Sungguh mengasyikkan, tak hanya melaju ‘santai’ dengan Cruise Control, ketika bermanuver cepat, Honda City memiliki suspensi yang cukup menjadikan sedan ini melaju lincah dan stabil, tetapi sebagai konsekuensi dari meningkatnya stabilitas ini,  ayunan suspensi terasa lebih keras, ketika roda bertemu dengan permukaan jalan bumpy.

Keasyikan berkendara ini sedikit berkurang ketika parkir. Tak ada bantuan berupa sensor parkir serta tanpa tampilan kamera di monitor head unit saat mundur, seolah bertolak belakang dengan desain yang makin modern pada versi facelift ini. Walaupun tentunya kemahiran pengemudi saat parkir lebih diutamakan, sehingga tak perlu mengandalkan fitur tersebut.
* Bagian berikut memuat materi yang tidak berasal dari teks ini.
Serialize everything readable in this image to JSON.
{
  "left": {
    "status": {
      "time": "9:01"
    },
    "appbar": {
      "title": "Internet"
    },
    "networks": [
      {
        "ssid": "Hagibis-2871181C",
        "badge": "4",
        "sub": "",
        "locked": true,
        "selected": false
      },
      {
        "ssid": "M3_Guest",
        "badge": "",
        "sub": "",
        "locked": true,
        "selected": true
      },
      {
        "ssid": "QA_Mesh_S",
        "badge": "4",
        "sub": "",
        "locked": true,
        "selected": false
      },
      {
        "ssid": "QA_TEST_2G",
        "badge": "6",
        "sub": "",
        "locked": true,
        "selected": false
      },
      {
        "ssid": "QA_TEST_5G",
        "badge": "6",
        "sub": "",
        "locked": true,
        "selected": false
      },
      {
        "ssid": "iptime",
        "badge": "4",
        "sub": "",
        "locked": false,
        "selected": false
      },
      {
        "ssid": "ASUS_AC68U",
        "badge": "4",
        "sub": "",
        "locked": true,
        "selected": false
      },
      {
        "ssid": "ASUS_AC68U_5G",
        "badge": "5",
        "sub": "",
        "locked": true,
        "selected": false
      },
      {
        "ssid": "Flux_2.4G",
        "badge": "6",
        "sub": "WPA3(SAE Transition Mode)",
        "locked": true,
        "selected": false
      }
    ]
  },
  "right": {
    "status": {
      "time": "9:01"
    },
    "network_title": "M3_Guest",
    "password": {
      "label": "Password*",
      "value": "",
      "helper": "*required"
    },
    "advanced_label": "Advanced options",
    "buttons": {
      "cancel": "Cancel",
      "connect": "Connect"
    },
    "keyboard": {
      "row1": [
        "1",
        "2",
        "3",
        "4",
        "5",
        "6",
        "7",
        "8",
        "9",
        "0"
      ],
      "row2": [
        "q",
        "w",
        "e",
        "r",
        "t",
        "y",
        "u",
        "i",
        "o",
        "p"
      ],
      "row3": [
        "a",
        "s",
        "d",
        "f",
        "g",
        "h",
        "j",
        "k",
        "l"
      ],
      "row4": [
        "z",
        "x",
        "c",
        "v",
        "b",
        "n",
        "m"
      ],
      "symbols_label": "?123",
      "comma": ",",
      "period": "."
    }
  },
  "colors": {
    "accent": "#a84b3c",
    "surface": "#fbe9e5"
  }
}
Namun dapat disimpulkan, tampilan sedan yang dipasarkan Rp 322 juta (on the road, Jakarta) ini, sudah bisa merefleksikan kemampuannya memberikan kepuasan mengemudi. Kesan fun to drive ini tetap melekat, sesuai dengan desain baru yang semakin sporty serta memiliki beberapa fitur baru.